Accommodation in Sociology Meaning, Definition & Concept

Tue, 09/02/2014 - 04:23 -- Umar Farooq

Meaning of Accommodation

The suspension of rivalry between the parties for temporary or permanent period is accommodation. In this process of accommodation, the issue may not be settled, but for the time being they terminate their rivalries activities and come to an agreement toward some joint effort without open hostility. The process may occur under compulsory conditions which may be facing commonly to both the parties and they setting their antagonistic behavior aside come together to face the situa­tion.


Park and Burgess classified accommodation in the fol­lowing two categories:

Adjustment with New Natural Conditions: Man adjusts him­self in new climatic, geographical and geo-physical conditions where he migrates. People change their residence, cities and countries. They face new geographical conditions and they change their mode of living according to those conditions. This adjustment with natural conditions is a type of accommodation.

Adjustment with New Social Conditions: In this case an individual who migrates to another cultural area he adopts the cultural conditions of that society. He learns the language, techniques of everyday social life, customs of marrying, patterns of interaction vari­ous norms and values of the new society. An individual faces a large number of problems in adjusting himself in the new culture. He has to learn the new roles and norms of the new society. This process of learning at this later stage is always slow. That is why the individual faces serious problems in adjustment with the new culture.

Definition of Accommodation

Baldwin: "Acquired Changes in the behaviour of in­dividuals which help them to adjust to their environ­ment."

Maciver: "Accommodation refers to the process in which man attains a sense of harmony with his environment."

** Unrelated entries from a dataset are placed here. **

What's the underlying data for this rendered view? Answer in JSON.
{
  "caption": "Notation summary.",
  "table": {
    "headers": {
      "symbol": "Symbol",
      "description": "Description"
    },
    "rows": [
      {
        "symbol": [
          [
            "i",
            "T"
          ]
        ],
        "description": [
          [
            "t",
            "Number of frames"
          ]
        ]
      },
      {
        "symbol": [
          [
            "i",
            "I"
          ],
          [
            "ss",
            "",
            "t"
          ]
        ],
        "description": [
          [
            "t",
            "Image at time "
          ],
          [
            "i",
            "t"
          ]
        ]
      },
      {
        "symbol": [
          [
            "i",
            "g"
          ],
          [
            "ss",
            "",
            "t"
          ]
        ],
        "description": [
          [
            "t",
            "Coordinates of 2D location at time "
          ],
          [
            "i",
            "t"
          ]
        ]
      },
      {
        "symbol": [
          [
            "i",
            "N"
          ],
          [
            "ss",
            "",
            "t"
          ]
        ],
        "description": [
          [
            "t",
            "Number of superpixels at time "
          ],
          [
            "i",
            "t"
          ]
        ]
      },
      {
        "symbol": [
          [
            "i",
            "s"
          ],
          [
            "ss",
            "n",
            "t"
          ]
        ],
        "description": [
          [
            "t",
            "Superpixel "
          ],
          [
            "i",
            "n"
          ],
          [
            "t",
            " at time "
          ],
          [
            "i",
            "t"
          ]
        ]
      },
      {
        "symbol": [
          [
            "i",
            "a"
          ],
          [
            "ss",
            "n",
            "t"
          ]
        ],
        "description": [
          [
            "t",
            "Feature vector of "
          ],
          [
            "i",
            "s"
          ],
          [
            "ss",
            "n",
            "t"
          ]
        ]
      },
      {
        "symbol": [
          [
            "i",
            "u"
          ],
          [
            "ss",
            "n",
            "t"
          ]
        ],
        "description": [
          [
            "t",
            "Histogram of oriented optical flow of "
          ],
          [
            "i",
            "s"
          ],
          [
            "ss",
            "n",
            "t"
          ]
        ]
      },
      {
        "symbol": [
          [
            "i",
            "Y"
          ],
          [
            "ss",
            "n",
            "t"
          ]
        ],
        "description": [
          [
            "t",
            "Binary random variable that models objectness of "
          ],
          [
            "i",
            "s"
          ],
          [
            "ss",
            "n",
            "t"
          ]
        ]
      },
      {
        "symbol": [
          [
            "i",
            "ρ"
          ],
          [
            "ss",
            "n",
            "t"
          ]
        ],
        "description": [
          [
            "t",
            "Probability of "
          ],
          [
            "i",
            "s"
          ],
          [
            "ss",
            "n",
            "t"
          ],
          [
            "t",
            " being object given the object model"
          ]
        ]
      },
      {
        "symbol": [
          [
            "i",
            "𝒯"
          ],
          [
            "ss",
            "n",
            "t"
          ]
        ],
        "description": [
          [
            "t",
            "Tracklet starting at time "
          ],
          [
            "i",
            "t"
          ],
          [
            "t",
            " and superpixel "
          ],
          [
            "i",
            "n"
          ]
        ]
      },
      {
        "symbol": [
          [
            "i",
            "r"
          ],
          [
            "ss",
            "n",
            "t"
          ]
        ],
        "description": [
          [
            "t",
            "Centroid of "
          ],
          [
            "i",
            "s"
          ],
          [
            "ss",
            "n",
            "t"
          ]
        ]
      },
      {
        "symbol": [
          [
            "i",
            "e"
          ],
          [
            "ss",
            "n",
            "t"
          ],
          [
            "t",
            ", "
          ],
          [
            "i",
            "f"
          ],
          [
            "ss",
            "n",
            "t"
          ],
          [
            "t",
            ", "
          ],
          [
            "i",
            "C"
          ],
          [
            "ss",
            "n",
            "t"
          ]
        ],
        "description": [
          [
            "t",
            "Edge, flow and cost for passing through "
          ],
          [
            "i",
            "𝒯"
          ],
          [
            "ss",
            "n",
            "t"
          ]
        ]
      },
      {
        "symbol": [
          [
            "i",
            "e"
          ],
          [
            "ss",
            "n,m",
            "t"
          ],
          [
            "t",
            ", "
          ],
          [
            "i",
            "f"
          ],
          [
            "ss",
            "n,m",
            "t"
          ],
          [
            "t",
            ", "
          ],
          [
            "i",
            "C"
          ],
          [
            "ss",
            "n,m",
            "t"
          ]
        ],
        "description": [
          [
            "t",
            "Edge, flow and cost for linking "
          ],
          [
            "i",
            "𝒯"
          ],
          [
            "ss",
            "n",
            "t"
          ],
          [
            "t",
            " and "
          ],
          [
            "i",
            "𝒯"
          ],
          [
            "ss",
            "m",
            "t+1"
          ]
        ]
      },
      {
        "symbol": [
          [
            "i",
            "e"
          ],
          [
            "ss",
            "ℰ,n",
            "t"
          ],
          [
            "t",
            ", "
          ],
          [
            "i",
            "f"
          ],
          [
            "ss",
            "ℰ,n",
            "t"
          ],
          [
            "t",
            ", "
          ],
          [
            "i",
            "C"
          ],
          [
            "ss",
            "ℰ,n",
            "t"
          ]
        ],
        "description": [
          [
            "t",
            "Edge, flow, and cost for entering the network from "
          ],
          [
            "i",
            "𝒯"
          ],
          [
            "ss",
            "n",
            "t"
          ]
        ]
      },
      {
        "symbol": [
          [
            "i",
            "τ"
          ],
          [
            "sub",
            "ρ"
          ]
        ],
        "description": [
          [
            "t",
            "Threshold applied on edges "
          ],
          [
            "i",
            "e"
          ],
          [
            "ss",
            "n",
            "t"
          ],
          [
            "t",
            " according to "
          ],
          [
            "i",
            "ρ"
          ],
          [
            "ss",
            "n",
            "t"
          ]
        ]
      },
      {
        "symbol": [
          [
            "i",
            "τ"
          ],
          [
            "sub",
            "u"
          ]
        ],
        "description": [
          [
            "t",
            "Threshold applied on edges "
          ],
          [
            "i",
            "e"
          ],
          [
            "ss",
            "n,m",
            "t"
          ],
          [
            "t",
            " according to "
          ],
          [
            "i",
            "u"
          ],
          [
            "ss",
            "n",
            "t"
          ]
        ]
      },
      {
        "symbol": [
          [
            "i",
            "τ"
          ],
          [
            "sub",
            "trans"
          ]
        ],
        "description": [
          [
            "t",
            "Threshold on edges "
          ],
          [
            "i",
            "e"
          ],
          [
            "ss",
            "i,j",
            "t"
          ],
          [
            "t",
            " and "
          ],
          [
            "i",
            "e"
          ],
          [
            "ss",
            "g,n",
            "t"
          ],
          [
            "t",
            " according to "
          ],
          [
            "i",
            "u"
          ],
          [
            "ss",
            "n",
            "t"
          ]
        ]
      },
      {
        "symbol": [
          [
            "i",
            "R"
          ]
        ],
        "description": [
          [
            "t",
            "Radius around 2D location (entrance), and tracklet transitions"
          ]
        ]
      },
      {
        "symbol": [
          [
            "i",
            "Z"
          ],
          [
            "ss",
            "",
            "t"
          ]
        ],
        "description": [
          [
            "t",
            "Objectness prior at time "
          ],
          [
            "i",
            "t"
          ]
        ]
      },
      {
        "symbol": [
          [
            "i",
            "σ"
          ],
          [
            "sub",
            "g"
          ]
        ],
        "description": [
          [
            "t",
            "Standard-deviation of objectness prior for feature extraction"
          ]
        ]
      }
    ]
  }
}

Lundberg: "The word accommodation has been used to designate the adjustments which people in groups make to relieve the fatigue and tensions of competition and conflict."

According to Smith, It is "social adjustment, e.g. adjustment of man to both natural and man-made environment."

Man fulfils his needs in different environments. In natural environment, he adjusts himself according to it. In man-made envi­ronment, he brings about changes into it and then adjusts himself with it. Both these conditions of adjustment are called accommoda­tion.

In general, it can be concluded that the process of accommoda­tion removes the social and cultural differences between two indi­viduals, groups and societies.